Le tribunal administratif de Marseille suspend la décision du maire d’annuler la projection du documentaire Sacré-Cœur, relançant une vive polémique sur la laïcité et la liberté culturelle.

Le tribunal administratif annule la décision municipale
Le bras de fer autour du documentaire Sacré-Cœur a pris un tournant décisif, comme le relate Cnews. Saisi en urgence, le tribunal administratif de Marseille a suspendu, ce samedi, la décision du maire socialiste, Benoît Payan, qui avait ordonné la déprogrammation du film une heure avant sa projection au château de La Buzine, le 22 octobre. Cette annulation avait été motivée par un prétendu manquement au principe de laïcité dans ce lieu appartenant à la Ville.

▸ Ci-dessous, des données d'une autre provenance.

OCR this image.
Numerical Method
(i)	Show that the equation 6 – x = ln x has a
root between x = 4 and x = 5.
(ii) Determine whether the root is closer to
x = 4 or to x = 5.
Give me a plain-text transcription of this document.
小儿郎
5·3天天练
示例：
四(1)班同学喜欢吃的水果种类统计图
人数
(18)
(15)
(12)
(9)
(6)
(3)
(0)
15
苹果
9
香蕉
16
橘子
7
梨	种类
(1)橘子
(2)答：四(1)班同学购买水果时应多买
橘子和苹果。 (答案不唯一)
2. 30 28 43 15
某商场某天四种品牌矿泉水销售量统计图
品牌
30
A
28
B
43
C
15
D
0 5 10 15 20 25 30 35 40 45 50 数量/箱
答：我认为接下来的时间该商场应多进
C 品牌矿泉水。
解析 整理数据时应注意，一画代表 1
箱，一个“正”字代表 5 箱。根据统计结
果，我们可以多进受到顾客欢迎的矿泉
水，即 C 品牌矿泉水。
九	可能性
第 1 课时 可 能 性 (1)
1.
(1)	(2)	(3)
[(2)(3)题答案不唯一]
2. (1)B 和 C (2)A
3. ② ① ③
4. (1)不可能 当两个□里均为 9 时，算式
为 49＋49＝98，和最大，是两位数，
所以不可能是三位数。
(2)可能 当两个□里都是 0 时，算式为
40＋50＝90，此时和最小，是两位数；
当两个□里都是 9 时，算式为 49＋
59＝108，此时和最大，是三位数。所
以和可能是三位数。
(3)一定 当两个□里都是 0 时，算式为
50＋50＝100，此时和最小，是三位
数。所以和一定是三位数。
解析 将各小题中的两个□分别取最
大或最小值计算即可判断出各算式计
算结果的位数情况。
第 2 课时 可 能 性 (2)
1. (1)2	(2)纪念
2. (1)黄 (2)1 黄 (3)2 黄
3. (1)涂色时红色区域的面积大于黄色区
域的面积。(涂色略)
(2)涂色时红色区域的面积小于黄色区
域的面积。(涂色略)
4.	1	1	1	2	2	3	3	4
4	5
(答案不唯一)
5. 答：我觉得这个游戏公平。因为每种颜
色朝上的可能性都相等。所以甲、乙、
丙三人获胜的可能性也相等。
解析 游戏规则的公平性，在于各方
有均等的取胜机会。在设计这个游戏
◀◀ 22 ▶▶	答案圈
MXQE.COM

Dans son communiqué, le tribunal précise :
« Il est enjoint au maire de Marseille d’autoriser la projection du film Sacré-Cœur au cinéma du château de La Buzine jusqu’au 28 octobre 2025 ».
Cette décision remet en cause la légalité de l’intervention municipale et rétablit la liberté de diffusion du film dans cet espace culturel emblématique, ancien domaine de Marcel Pagnol.
Une décision municipale contestée dès le départ
Le maire de Marseille avait défendu son choix en invoquant un risque de confusion entre expression religieuse et espace public laïque. Interrogé à la télévision, Benoît Payan a déclaré :
« La justice a tranché, je m’y conforme. Mon rôle est de respecter la loi ».
Mais cette décision avait immédiatement suscité de vives critiques, tant de figures politiques que d’élus locaux :
Valérie Boyer, sénatrice LR, a dénoncé une atteinte à la liberté culturelle, rappelant que « Marseille a accueilli le Pape, mais c’est un film documentaire qui est censuré ». Sylvain Souvestre, maire des 11ᵉ et 12ᵉ arrondissements, a exprimé son incompréhension face à l’argument de la laïcité « appliqué à une œuvre à vocation culturelle ».
Un film déjà censuré ailleurs
Ce n’est pas la première fois que Sacré-Cœur fait l’objet de restrictions. Quelques semaines avant cette affaire, les régies publicitaires de la RATP et de la SNCF avaient refusé d’afficher sa promotion, jugeant les visuels « trop confessionnels ».
Réalisé par Steven et Sabrina Gunnell, ce documentaire, sorti en salle le 1er octobre, explore les apparitions du Christ à Sainte Marguerite-Marie Alacoque au XVIIᵉ siècle, mêlant reconstitutions historiques et témoignages de religieux.
Un débat national sur la laïcité et la liberté culturelle
L’affaire soulève un débat de fond : la laïcité peut-elle justifier la censure d’une œuvre culturelle traitant de faits religieux ? Le tribunal a, pour l’heure, répondu par la négative, privilégiant la liberté d’expression artistique dans un lieu public dédié à la culture.
Cette suspension représente un revers pour la mairie et un signal fort adressé aux institutions publiques quant aux limites de la laïcité dans le champ culturel.